„Warum Pillen anstatt drei Tage Bettruhe?“

■ Andreas Heeke, Pharmaexperte der AOK Berlin, hilft Ärzten, die Kostenbudgets einzuhalten. Bis zu zwanzig Prozent der Kosten ließen sich ohne Konsequenzen für die Patienten einsparen

taz: Ein Aktionsplan soll helfen, die Kosten bei den Arzneimitteln zu begrenzen. Reichen diese Empfehlungen?

Andreas Heeke: Das Arzneimittelbudget kann problemlos eingehalten werden, wenn die Verabredungen konsequent umgesetzt werden. Das weiß ich aus eigener Erfahrung. Gemeinsam mit der hiesigen Kassenärztlichen Vereinigung beraten wir seit einem Jahr Ärzte, deren Arzneimittelverordnungen über dem Rahmen liegen. Diese 250 Praxen haben im Durchschnitt ihre Ausgaben für Arzneimittel um fünf Prozent gesenkt, ohne dass die Versorgung der Patienten Schaden genommen hätte.
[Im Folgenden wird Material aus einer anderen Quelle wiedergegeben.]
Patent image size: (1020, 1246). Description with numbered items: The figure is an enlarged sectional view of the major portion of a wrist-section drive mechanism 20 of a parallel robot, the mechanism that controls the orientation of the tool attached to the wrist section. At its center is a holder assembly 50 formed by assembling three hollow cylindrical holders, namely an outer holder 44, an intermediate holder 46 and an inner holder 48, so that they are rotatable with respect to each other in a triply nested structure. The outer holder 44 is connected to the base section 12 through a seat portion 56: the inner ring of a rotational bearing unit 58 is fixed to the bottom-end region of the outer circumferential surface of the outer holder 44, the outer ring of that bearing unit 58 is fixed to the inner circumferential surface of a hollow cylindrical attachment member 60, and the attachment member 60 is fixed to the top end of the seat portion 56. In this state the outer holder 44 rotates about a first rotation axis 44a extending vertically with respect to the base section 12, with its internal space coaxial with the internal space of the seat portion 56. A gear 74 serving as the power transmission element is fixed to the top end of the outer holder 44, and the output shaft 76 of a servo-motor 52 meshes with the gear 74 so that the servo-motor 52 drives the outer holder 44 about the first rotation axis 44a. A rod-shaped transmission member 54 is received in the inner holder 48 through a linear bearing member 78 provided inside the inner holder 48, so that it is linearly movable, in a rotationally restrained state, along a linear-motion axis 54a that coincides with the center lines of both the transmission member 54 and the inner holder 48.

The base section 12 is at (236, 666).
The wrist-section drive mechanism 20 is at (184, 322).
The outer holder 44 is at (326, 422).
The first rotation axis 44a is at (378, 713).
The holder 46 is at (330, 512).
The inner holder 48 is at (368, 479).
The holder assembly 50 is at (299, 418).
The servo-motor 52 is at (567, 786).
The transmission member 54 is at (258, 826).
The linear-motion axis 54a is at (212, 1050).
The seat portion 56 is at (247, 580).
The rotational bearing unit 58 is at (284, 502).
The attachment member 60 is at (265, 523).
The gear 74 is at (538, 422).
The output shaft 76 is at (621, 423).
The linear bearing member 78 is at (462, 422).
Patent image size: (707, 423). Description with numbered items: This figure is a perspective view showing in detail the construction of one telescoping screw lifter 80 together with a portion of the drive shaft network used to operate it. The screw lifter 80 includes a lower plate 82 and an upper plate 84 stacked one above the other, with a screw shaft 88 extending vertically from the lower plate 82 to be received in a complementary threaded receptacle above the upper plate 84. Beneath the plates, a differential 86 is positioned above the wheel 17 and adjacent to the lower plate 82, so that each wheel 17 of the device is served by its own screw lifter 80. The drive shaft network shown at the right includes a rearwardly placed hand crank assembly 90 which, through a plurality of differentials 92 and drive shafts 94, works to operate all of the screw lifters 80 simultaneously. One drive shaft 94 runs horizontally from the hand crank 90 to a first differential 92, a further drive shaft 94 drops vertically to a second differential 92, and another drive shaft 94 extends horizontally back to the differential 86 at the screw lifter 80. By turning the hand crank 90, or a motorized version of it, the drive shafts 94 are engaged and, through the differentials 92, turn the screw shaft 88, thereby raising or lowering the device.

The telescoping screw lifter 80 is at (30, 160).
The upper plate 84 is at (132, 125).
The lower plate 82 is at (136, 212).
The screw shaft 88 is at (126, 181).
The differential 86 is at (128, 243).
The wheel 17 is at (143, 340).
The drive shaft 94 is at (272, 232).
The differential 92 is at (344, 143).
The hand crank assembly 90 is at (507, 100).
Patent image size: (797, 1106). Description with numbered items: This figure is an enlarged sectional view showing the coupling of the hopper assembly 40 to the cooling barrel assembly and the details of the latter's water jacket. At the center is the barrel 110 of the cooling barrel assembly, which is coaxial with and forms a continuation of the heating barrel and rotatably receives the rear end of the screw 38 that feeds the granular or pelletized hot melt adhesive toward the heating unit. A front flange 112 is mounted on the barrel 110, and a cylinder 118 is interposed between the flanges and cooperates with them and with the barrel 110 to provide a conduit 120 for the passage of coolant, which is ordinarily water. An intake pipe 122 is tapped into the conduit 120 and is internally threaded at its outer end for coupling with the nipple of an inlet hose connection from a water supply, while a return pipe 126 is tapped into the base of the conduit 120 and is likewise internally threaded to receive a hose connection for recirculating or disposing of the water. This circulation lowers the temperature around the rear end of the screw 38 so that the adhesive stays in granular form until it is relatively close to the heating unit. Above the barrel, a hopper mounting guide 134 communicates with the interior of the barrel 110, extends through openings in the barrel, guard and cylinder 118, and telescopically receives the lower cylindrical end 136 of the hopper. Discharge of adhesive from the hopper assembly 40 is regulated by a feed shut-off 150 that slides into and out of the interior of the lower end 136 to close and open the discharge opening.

Wie sieht Ihre Beratung aus?

Wir analysieren mit dem Arzt alle Rezepte, die er innerhalb eines Quartals ausgestellt hat. Wir klären, ob seine Kosten zu hoch sind, weil er eine besonders kranke Klientel versorgt oder ob sich in seiner Praxis Strukturen eingeschlichen haben, die die Kosten in die Höhe treiben. Wenn ein Arzt zum Beispiel viele Antibiotika verschreibt und dies damit begründet, es seien so viele Leute mit Erkältungen gekommen, erklären wir ihm, dass diese Mittel bei einer Viruskrankheit nicht wirken.

Patienten kommen mit dem klaren Anspruch zum Arzt, das beste und neueste Mittel zu bekommen – egal was es kostet.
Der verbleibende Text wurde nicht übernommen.